= Bel Canto (opera) =

Opera by Jimmy López

Bel Canto is an opera by Peruvian composer Jimmy López. Based on the 2001 novel of the same name by Ann Patchett, the work uses a libretto by Pulitzer Prize-winning playwright Nilo Cruz. The libretto is sung in Spanish, English, Japanese, Russian, German, French, Latin, Italian, and Quechua. It was commissioned by the Lyric Opera of Chicago as part of the Renée Fleming initiative. Sir Andrew Davis conducted the 2015 premiere, and director Kevin Newbury staged the work. The cast included Danielle de Niese as Roxane Coss, J’Nai Bridges as Carmen, Jeongcheol Cha as Hosokawa, and Andrew Stenson as Gen.

==Performance history==

===Pre-production===
The opera underwent several revisions and rewrites as a result of numerous work sessions between composer Jimmy López, librettist Nilo Cruz, director Kevin Newbury, conductor Sir Andrew Davis, and creative consultant Renée Fleming. A workshop took place on July 8–11, 2014 where four out of a total of six scenes were rehearsed with members of The Patrick G. and Shirley W. Ryan Opera Center. A select group of donors and members of the press were invited to attend the last day of the workshop on July 11, 2014. The creative team (this time with soprano Danielle de Niese, bass-baritone Jeongcheol Cha, and pianist Adam Nielsen) met for a final work session and workshop on December 7–9, 2014 at Opera America's National Opera Center. The tech rehearsals took place on the week of July 20, 2015 and the Lyric Opera Chorus began rehearsals in late July under the supervision of chorus master Michael Black.

===World premiere===
Bel Canto premiered in Chicago on December 7, 2015, at the Ardis Krainik Theatre of the Civic Opera House, home to the Lyric Opera of Chicago. Since its announcement on February 28, 2012 Bel Canto garnered increasing attention, and it became one of the most awaited world premieres of the 2015–2016 season. It was performed seven times: December 7, 10 and 12, 2015 and January 5, 8, 13 and 17, 2016. The sixth performance was filmed by PBS for a later airing in 2016.
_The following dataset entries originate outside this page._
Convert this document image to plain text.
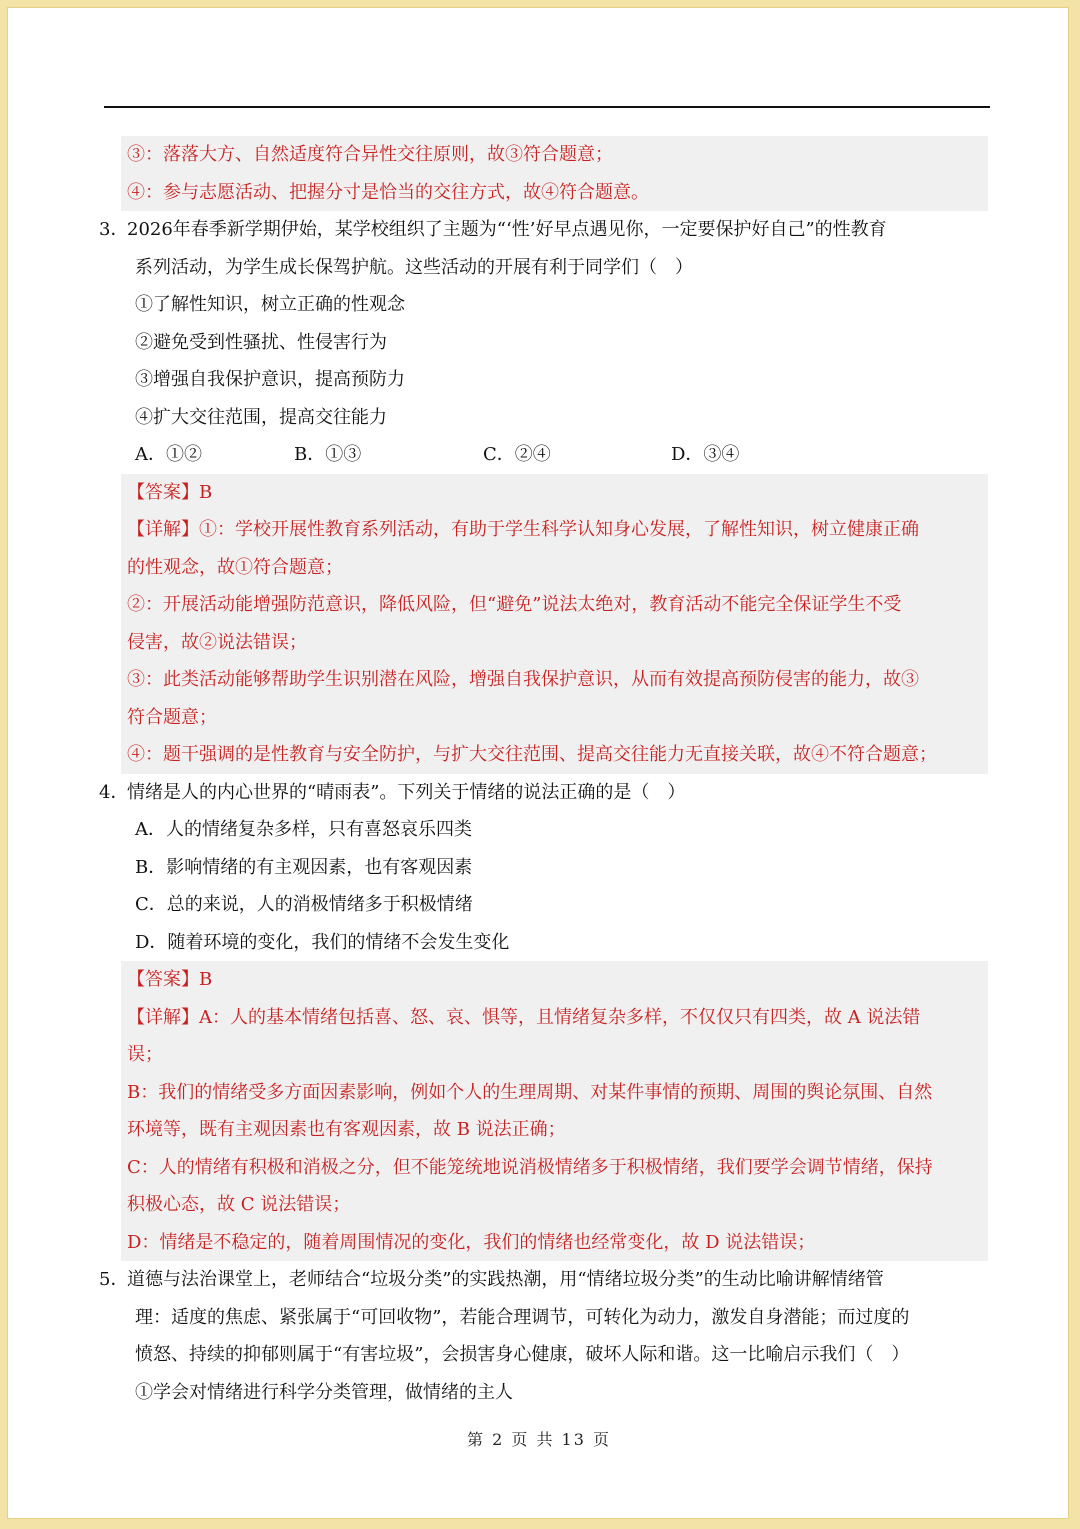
③：落落大方、自然适度符合异性交往原则，故③符合题意；
④：参与志愿活动、把握分寸是恰当的交往方式，故④符合题意。
3．2026年春季新学期伊始，某学校组织了主题为“‘性’好早点遇见你，一定要保护好自己”的性教育
系列活动，为学生成长保驾护航。这些活动的开展有利于同学们（　）
①了解性知识，树立正确的性观念
②避免受到性骚扰、性侵害行为
③增强自我保护意识，提高预防力
④扩大交往范围，提高交往能力
A．①②	B．①③	C．②④	D．③④
【答案】B
【详解】①：学校开展性教育系列活动，有助于学生科学认知身心发展，了解性知识，树立健康正确
的性观念，故①符合题意；
②：开展活动能增强防范意识，降低风险，但“避免”说法太绝对，教育活动不能完全保证学生不受
侵害，故②说法错误；
③：此类活动能够帮助学生识别潜在风险，增强自我保护意识，从而有效提高预防侵害的能力，故③
符合题意；
④：题干强调的是性教育与安全防护，与扩大交往范围、提高交往能力无直接关联，故④不符合题意；
4．情绪是人的内心世界的“晴雨表”。下列关于情绪的说法正确的是（　）
A．人的情绪复杂多样，只有喜怒哀乐四类
B．影响情绪的有主观因素，也有客观因素
C．总的来说，人的消极情绪多于积极情绪
D．随着环境的变化，我们的情绪不会发生变化
【答案】B
【详解】A：人的基本情绪包括喜、怒、哀、惧等，且情绪复杂多样，不仅仅只有四类，故 A 说法错
误；
B：我们的情绪受多方面因素影响，例如个人的生理周期、对某件事情的预期、周围的舆论氛围、自然
环境等，既有主观因素也有客观因素，故 B 说法正确；
C：人的情绪有积极和消极之分，但不能笼统地说消极情绪多于积极情绪，我们要学会调节情绪，保持
积极心态，故 C 说法错误；
D：情绪是不稳定的，随着周围情况的变化，我们的情绪也经常变化，故 D 说法错误；
5．道德与法治课堂上，老师结合“垃圾分类”的实践热潮，用“情绪垃圾分类”的生动比喻讲解情绪管
理：适度的焦虑、紧张属于“可回收物”，若能合理调节，可转化为动力，激发自身潜能；而过度的
愤怒、持续的抑郁则属于“有害垃圾”，会损害身心健康，破坏人际和谐。这一比喻启示我们（　）
①学会对情绪进行科学分类管理，做情绪的主人
第 2 页 共 13 页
=== Subsequent performances ===
Bel Canto was performed on July 21, 2023, at the Aspen Music Festival and School in Aspen, Colorado. Director Kevin Newbury led this production with the Aspen Chamber Symphony and conductor George Manahan. Composer Jimmy López and librettist Nilo Cruz attended the performance at the Benedict Music Tent.

==Roles==

| Role | Voice type | Premiere cast, December 7, 2015 (Conductor: Sir Andrew Davis) |
| Roxane Coss | soprano | Danielle de Niese |
| Carmen | mezzo-soprano | J’nai Bridges |
| Katsumi Hosokawa | bass-baritone | Jeongcheol Cha |
| Gen Watanabe | tenor | Andrew Stenson |
| General Alfredo | tenor | Rafael Dávila |
| Joachim Messner | baritone | Jacques Imbrailo |
| Ruben Iglesias | tenor | William Burden |
| César | countertenor | Anthony Roth Costanzo |
| Victor Fyodorov | bass | Rúni Brattaberg |
| Christopf | tenor | John Irvin |
| Simon Thibault | baritone | Anthony Clark Evans |
| Father Arguedas | baritone | Takaoki Onishi |
| General Benjamín | bass | Bradley Smoak |
| Ismael | tenor | Alec Carlson |
| Edith Thibault | mezzo-soprano | Annie Rosen |
| Beatriz | soprano | Diana Newman |
Chorus of Guests/Hostages SATB divisi 8-8-8-8
Chorus of Terrorists SATB divisi 4-4-4-4 plus six solo terrorists (two generals plus four named terrorists)

==Instrumentation==
The work is scored for 3 flutes (2nd and 3rd doubling piccolo), 3 oboes (3rd doubling english horn), 3 clarinets in B-flat (2nd doubling clarinet in E-flat and 3rd doubling bass clarinet), 3 bassoons (3rd doubling contrabassoon), 4 horns in F, 3 trumpets in B-flat and C (2nd doubling pututu in E-flat & A-flat and 3rd doubling piccolo trumpet in A), 3 trombones, tuba, timpani, 3 percussion instrument players, piano (on stage), harp, and strings.

==Staging==
Director Kevin Newbury led the following group of designers who were in charge of bringing Bel Canto to the stage: set designer David Korins, costume designer Constance Hoffman, lighting designer Duane Schuler, and projection designer Greg Emetaz.